Point number one is that suicide does not claim anyone against their will. He calls suicide a choice. On the outside that seems like a reasonable statement. But it is only reasonable if you do not understand what suicide is or how people come to that conclusion. I am not a professional, but I can do enough research to understand what a choice is and how depression affects people. A choice is something people consciously decide to make. I can agree that suicide is something that people have to consciously do. This leads to the question: is their judgment impaired to the point that this “choice” is something coming from a rational, logical, and reasonably functioning mind.
I posit this question to Matt: “Is a women who has been fed MDMA and coerced into sex making a clear choice when she is being violated?” No, the she is not able to make a coherent decision and the person taking advantage of her is guilty of rape. In this sense suicide is not guilty of being a conscious choice someone makes because their brain is severely impaired. Matt then goes on to say that depression will not appear on the death report. To this I ask why not? Just because it has not been done in the past does not mean that in the future this should be done, maybe we need to consider what actually killed people.

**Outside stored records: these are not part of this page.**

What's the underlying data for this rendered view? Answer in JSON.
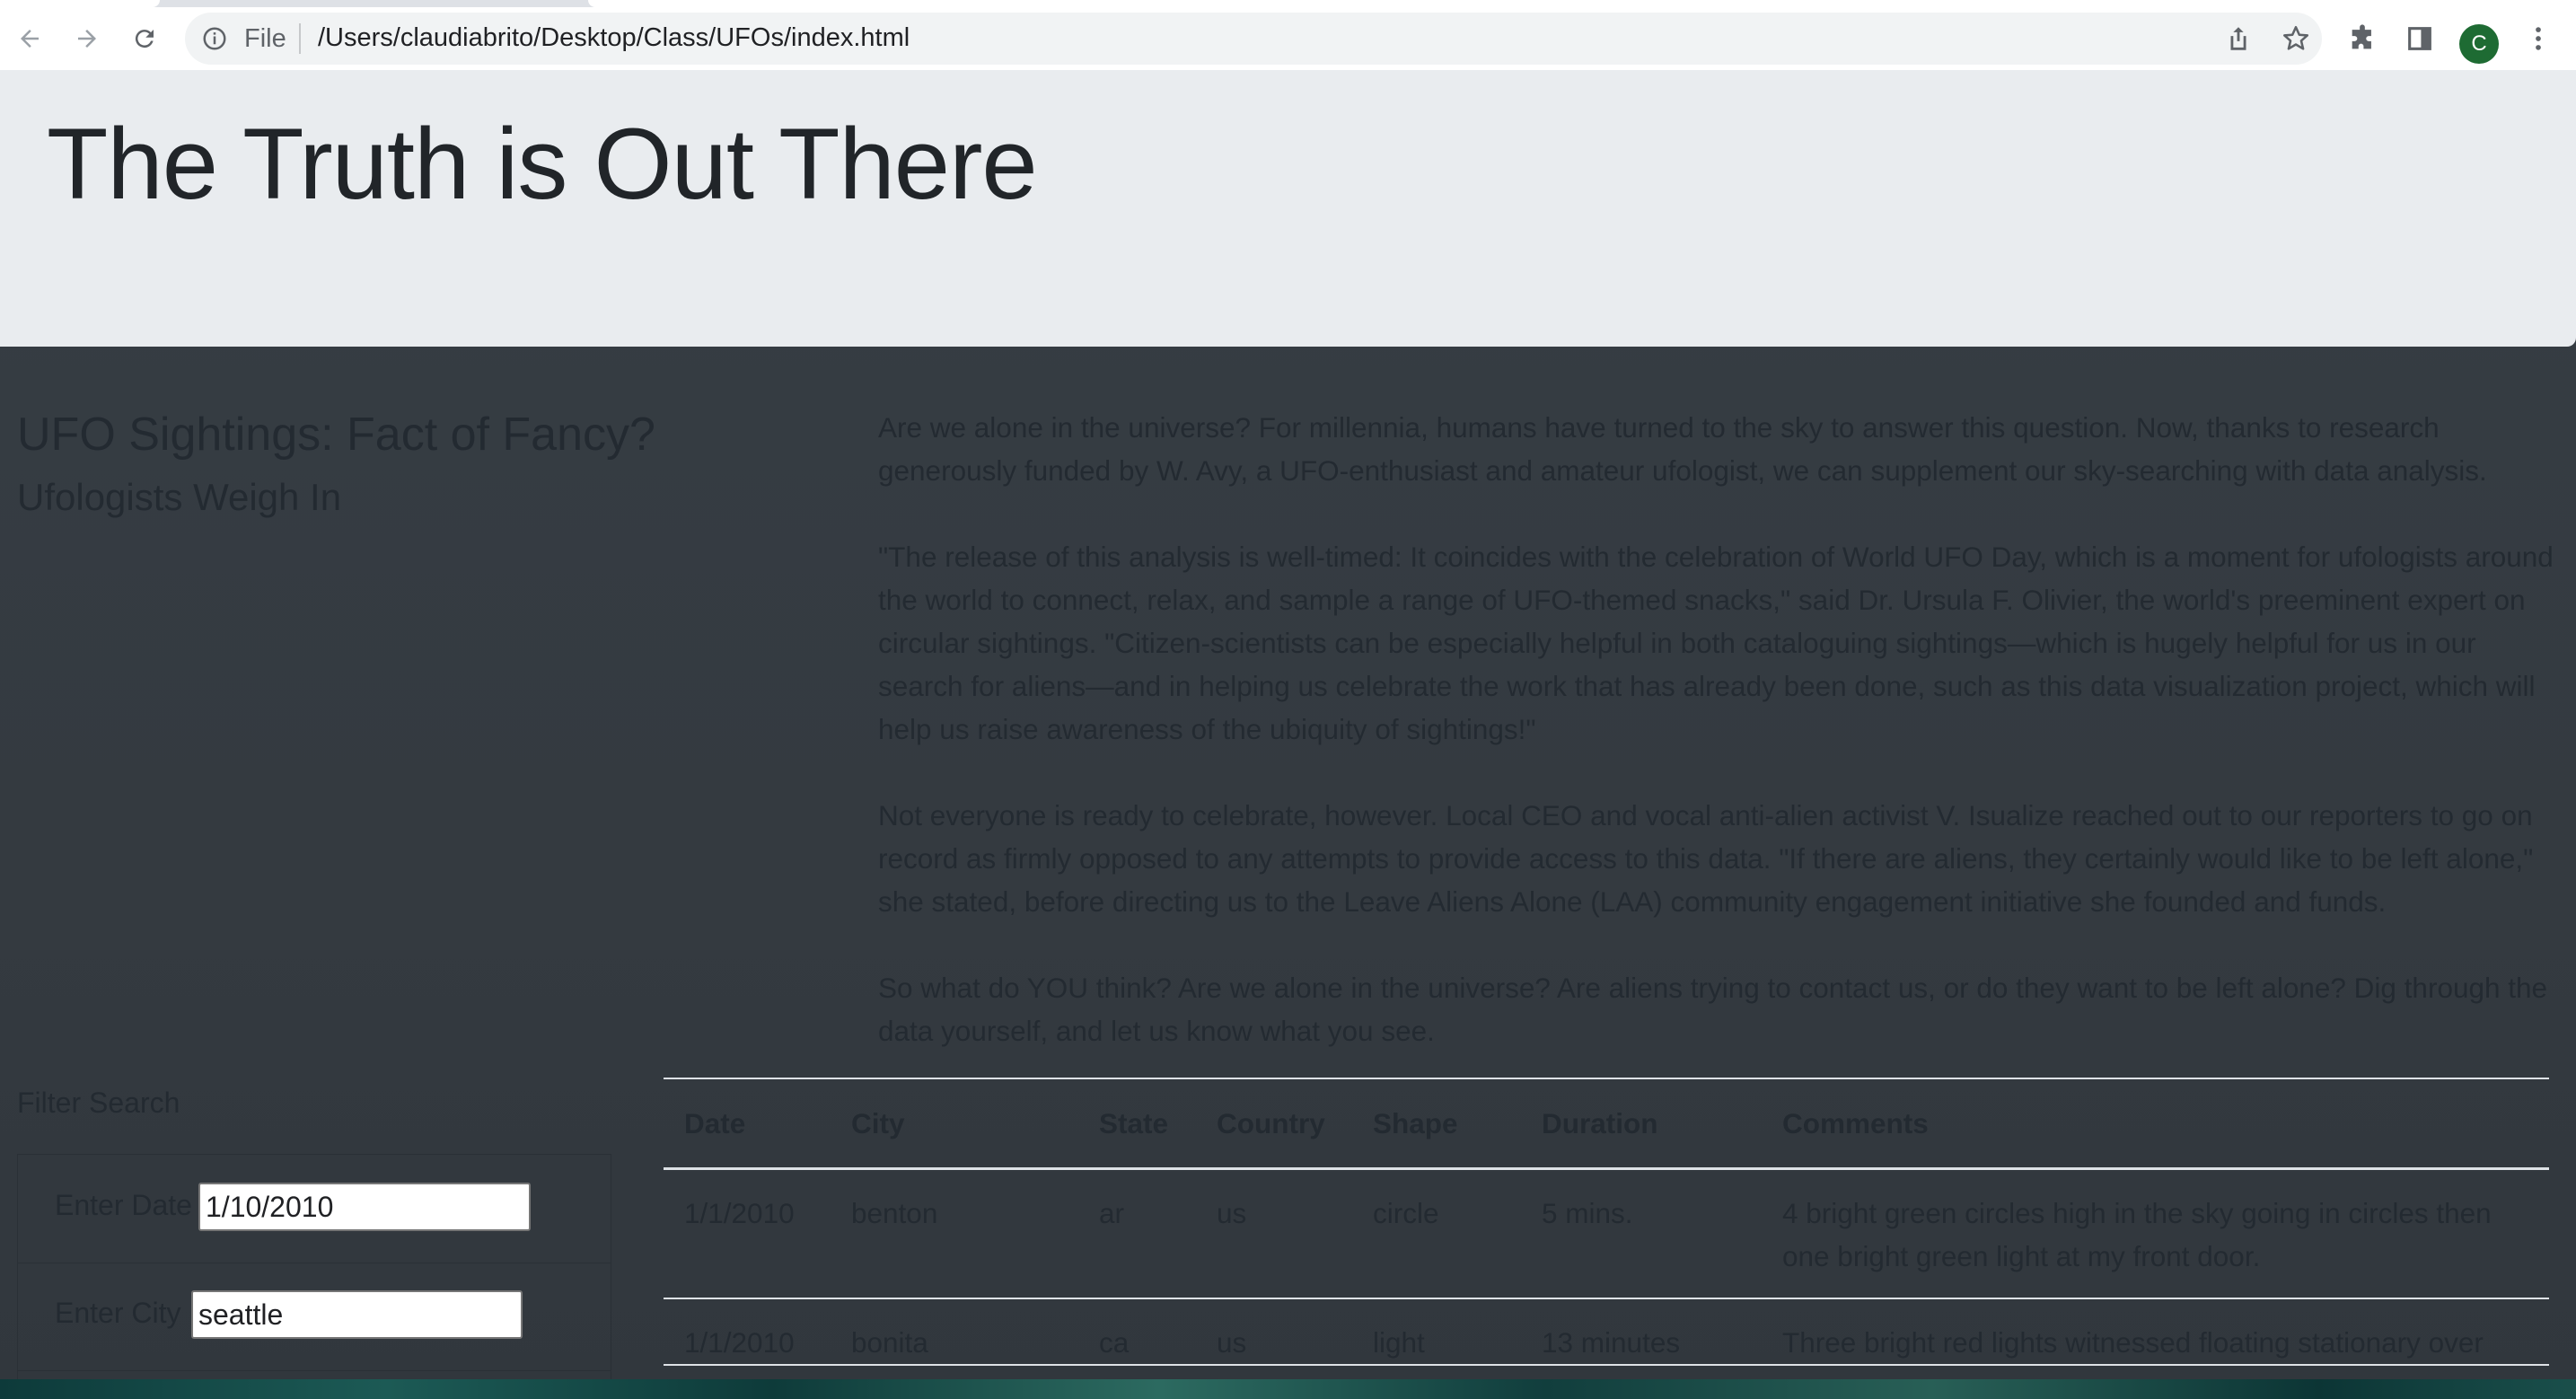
{
  "browser": {
    "scheme_label": "File",
    "url": "/Users/claudiabrito/Desktop/Class/UFOs/index.html",
    "profile_initial": "C"
  },
  "page": {
    "jumbotron_title": "The Truth is Out There",
    "article_title": "UFO Sightings: Fact of Fancy?",
    "article_subtitle": "Ufologists Weigh In",
    "paragraphs": [
      "Are we alone in the universe? For millennia, humans have turned to the sky to answer this question. Now, thanks to research generously funded by W. Avy, a UFO-enthusiast and amateur ufologist, we can supplement our sky-searching with data analysis.",
      "\"The release of this analysis is well-timed: It coincides with the celebration of World UFO Day, which is a moment for ufologists around the world to connect, relax, and sample a range of UFO-themed snacks,\" said Dr. Ursula F. Olivier, the world's preeminent expert on circular sightings. \"Citizen-scientists can be especially helpful in both cataloguing sightings—which is hugely helpful for us in our search for aliens—and in helping us celebrate the work that has already been done, such as this data visualization project, which will help us raise awareness of the ubiquity of sightings!\"",
      "Not everyone is ready to celebrate, however. Local CEO and vocal anti-alien activist V. Isualize reached out to our reporters to go on record as firmly opposed to any attempts to provide access to this data. \"If there are aliens, they certainly would like to be left alone,\" she stated, before directing us to the Leave Aliens Alone (LAA) community engagement initiative she founded and funds.",
      "So what do YOU think? Are we alone in the universe? Are aliens trying to contact us, or do they want to be left alone? Dig through the data yourself, and let us know what you see."
    ]
  },
  "filters": {
    "heading": "Filter Search",
    "date_label": "Enter Date",
    "date_value": "1/10/2010",
    "city_label": "Enter City",
    "city_value": "seattle"
  },
  "table": {
    "headers": [
      "Date",
      "City",
      "State",
      "Country",
      "Shape",
      "Duration",
      "Comments"
    ],
    "rows": [
      [
        "1/1/2010",
        "benton",
        "ar",
        "us",
        "circle",
        "5 mins.",
        "4 bright green circles high in the sky going in circles then one bright green light at my front door."
      ],
      [
        "1/1/2010",
        "bonita",
        "ca",
        "us",
        "light",
        "13 minutes",
        "Three bright red lights witnessed floating stationary over"
      ]
    ]
  },
  "icons": {
    "back": "back-arrow-icon",
    "forward": "forward-arrow-icon",
    "reload": "reload-icon",
    "info": "info-icon",
    "share": "share-icon",
    "bookmark": "star-icon",
    "extensions": "puzzle-icon",
    "side_panel": "side-panel-icon",
    "menu": "kebab-menu-icon"
  }
}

As for Matt’s second point, he hopes everyone will agree that joy is the only thing that defeats depression. Now I do not have medical training but this sounds like another deepity he is trying to push off as fact. Joy is a relative attribute and one that I do not feel like spending hours debating Matt on. What I will say on it is that to just tell someone they need to find joy to cure their depression is an ignorant and hurtful thing to say. This sums up the true nature in whatever Matt is claiming that he believes. He continues by saying that joy and love are all that is left in the world and these are the forces that brought the whole universe together. This probably stems from his worldview and belief system which I am assuming is “spiritual” or “christian”. While I do not want to turn this into a blog about those topics we can see the affects of believing things that we do not know to be true has on people. I can accept anyone who wants to believe based on bad evidence, but I can not accept them repeating their beliefs as facts for curing depression or stifling suicide.
Matt ends his blog with this, “If you are thinking about suicide, don’t keep it inside. Tell someone.” That so far is the only thing I agree with that he has written. He has told us about a “spiritual” disease. He has told us suicide is a choice one makes and should not be associated with heart attacks stemmed from heart disease and he has told us that to cure depression we need joy. Those are all statements that have no basis in fact and are not information that anyone should give to depressed people or suicidal individuals.
Matt’s ignorance of suicide and depression are glaringly obvious. While I will not tell the readers I am an expert and I have all the answers, I will write to help ease the minds of those who have read his insensitive and dismissive blog. I will be the first one to say that I do not know but that does not mean I will pretend to know. I will seek out the truth and try and figure out how to help those with depression and are suicidal. The only thing that seems to have resonated from this blog by Matt is that it gets people talking. It got me talking and I hope it gets you talking. Lets raise awareness and get people talking about the issues in a hope that more people will seek out answers and more people will try and help those in genuine need.
As for me, I will always remember Robin Williams as a hero. A hero that I hope will inspire generations to talk and learn more about mental illness without fear of stigmatization. Robin made millions laugh and while his death is still fresh in the memory of the world, hopefully we can help others reach out for the help they need when dealing with their depression.